I read this paper while sitting in the waiting room of Tire Choice, while mechanics worked on my old Corolla. (No, not a new Prius; because with the environmental cost of making new aluminum and making batteries with a five-year lifespan, keeping an old car in good working order is the most environmentally friendly option at present.) FOX News was on. A story came on about a college campus in which the president had received threats because he lowered the American flag when Trump was elected. I looked up only because my son is applying to this college. Next to me was an old man who railed out loud about the damn liberals who were ruining this country and asked me what we should do with Commie bastards like that university president and what prison was best for housing all the Hillary Clinton voters.
I might have ignored the guy, but as he refused to disengage, I decided to try to educate instead. Turns out the guy wasn't nearly as dumb as he sounded. He had been born very poor, worked his way through college to become a chemical engineer, built a multimillion dollar company, sold it, and was living a very comfortable retirement. When he got around to global climate change (apparently a favorite topic of his), I disarmed him. I asked if he had read the literature. He said no, but there were five hundred scientists who said... I interrupted. Your information is outdated, I said. Based on an analysis of peer reviewed papers, 99.99% of climate scientists agree with the consensus that global warming is primarily caused by human activity. I'll bet they're all biased, he railed, and don't you think we should look at both sides of the debate? I responded that science is not a debate. Opinions don't matter. Data matters, and the methods by which that data was obtained matter. If either are faulty, if the experiments are important, they will be repeated. Again I asked why he hadn't read the literature himself, as he said he could.
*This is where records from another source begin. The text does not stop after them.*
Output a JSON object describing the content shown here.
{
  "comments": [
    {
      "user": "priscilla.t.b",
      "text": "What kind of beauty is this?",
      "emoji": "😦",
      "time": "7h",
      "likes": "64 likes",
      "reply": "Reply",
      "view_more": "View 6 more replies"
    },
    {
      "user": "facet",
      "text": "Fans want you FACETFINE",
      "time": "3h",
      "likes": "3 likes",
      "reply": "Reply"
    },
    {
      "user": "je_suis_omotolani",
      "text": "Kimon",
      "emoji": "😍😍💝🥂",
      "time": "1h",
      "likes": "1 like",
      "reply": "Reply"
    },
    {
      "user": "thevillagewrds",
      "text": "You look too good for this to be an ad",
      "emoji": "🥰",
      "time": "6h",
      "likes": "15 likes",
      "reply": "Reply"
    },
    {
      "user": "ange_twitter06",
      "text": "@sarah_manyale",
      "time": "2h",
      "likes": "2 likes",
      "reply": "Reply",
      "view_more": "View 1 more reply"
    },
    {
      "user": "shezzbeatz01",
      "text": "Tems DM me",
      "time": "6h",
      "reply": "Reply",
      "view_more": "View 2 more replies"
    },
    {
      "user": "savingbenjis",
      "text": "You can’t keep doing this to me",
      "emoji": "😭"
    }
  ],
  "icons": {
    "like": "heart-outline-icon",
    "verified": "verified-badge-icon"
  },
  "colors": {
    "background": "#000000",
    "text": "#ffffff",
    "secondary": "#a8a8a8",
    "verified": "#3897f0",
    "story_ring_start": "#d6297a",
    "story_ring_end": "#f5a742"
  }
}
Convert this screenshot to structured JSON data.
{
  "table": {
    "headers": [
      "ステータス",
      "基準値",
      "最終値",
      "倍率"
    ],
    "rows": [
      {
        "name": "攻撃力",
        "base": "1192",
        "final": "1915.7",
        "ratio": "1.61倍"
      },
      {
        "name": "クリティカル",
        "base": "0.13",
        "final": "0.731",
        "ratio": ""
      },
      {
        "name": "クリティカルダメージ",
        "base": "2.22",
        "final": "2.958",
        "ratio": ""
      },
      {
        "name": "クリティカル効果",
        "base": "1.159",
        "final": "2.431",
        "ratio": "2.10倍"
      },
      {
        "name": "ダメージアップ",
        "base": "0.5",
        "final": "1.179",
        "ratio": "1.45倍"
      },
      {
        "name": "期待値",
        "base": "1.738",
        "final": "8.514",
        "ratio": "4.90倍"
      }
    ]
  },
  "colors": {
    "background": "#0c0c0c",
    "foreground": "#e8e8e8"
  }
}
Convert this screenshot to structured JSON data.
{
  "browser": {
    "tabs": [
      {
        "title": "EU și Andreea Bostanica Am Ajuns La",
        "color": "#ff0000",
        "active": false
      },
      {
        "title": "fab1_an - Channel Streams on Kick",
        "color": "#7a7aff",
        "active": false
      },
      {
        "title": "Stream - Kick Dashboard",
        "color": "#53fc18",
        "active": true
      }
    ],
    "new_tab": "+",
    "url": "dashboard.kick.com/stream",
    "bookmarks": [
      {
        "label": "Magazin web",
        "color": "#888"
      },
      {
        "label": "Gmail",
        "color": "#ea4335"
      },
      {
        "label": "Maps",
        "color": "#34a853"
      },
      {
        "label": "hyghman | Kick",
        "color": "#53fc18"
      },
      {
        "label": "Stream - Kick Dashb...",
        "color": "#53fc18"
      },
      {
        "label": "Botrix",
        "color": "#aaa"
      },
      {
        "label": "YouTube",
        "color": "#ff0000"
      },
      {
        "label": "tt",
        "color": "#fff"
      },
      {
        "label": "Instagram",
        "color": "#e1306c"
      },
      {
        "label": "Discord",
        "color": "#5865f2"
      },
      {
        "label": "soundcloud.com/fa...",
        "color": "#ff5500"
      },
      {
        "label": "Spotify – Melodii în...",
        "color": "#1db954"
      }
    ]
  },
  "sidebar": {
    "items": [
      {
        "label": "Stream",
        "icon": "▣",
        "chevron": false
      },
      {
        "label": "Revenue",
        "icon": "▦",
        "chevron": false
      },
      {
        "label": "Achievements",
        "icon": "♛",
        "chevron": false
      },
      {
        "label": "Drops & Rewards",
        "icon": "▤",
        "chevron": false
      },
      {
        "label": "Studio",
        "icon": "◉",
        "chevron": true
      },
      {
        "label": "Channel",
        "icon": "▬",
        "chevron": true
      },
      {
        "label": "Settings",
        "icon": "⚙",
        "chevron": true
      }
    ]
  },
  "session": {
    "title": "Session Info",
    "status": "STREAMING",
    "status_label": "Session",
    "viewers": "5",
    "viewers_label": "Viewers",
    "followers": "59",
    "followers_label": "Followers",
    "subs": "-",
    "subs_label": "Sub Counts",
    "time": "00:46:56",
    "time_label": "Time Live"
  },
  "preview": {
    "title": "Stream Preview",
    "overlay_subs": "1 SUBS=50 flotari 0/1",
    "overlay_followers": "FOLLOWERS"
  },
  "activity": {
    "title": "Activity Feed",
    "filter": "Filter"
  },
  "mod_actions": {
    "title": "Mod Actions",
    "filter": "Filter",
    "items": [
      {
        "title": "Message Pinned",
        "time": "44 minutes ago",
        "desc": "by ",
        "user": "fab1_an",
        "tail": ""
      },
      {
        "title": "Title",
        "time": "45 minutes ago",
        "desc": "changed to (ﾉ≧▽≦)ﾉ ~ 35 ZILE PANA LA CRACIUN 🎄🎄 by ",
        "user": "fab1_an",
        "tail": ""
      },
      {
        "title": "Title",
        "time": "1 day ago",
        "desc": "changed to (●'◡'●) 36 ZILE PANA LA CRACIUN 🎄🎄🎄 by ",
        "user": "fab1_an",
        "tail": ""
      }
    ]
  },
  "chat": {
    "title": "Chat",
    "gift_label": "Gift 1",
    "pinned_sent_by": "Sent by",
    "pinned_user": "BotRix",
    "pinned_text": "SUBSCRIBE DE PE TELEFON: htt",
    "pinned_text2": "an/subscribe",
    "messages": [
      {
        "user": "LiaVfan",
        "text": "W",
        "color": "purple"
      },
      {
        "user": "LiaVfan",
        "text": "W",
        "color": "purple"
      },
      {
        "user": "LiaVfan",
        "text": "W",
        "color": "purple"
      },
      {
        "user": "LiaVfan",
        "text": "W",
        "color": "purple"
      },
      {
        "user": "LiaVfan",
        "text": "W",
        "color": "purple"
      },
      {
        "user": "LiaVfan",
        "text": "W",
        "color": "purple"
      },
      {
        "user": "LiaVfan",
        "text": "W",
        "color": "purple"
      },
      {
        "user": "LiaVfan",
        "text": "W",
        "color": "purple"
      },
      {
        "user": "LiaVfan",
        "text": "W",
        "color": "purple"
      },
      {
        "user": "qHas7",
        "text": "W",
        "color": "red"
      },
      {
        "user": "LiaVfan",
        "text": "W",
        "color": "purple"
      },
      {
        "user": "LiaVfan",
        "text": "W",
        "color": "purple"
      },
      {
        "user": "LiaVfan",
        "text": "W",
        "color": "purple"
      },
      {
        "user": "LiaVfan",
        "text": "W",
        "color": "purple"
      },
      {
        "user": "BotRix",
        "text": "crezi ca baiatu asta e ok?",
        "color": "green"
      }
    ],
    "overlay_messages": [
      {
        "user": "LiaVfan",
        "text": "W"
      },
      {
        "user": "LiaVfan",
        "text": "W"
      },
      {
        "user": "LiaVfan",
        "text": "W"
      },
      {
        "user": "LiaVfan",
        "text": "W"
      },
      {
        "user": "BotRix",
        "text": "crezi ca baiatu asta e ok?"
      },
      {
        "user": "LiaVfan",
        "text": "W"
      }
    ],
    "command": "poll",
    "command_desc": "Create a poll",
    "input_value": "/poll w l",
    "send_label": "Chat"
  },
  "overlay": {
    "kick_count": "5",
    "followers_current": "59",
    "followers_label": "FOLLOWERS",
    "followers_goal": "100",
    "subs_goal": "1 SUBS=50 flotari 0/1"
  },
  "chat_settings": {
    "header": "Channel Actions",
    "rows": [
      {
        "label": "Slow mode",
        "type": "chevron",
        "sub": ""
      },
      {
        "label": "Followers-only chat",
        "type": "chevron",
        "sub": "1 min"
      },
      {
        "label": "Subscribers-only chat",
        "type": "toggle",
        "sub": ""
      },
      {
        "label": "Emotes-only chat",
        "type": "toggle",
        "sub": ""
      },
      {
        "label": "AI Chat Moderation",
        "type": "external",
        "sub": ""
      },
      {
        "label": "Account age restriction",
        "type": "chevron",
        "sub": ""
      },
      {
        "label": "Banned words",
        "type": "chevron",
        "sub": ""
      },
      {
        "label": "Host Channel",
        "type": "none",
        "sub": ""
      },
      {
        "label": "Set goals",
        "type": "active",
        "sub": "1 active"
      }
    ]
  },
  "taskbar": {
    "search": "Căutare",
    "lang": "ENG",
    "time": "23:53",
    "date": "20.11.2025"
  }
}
Well, I'm in retirement, worried more about my golf game, he said. Do you have children or grandchildren? I asked. He did. Then why are you voting without a full understanding that you are completely capable of obtaining about the key issue of their generation? Why are you choosing ignorance? Why don't you read the literature and not trust whomever the TV chooses to quote?
It stumped him. He had no answer, so he did what ideologues do: he changed the subject. It's all about population, he said. This world isn't build for 7 billion.
I disarmed him again by agreeing. I cited data about how birth rates decline to levels comparable to the US when there are high levels of education for girls, economic opportunities for women, and access to affordable/safe/reliable birth control. He said that would never work in India because of religion. I informed him that Hindus had no opposition to either birth control or abortion. He then asked what about the Muslims. I cited statistics from Muslim countries that followed the same general trends I had outlined.
He pondered. He had no answer.
Importantly, a dozen others were listening.
The take-home point is that although Muggles can be quite blind, our kids' generation is in deep trouble unless the "conventional wisdom" is challenged, openly, on a daily basis. I'm going to continue in this blog to try to bridge the gap between what the media reports and what the scientific literature offers, for the benefit of those who don't have the freedom in their lives to dedicate the time it would take them to learn how to read the scientific literature. Here's the deal: those reading need to continue to engage those who would eliminate our kids' future.
As alone as many of us sometimes feel, we must keep using that cup half-full spell, because there is no real alternative.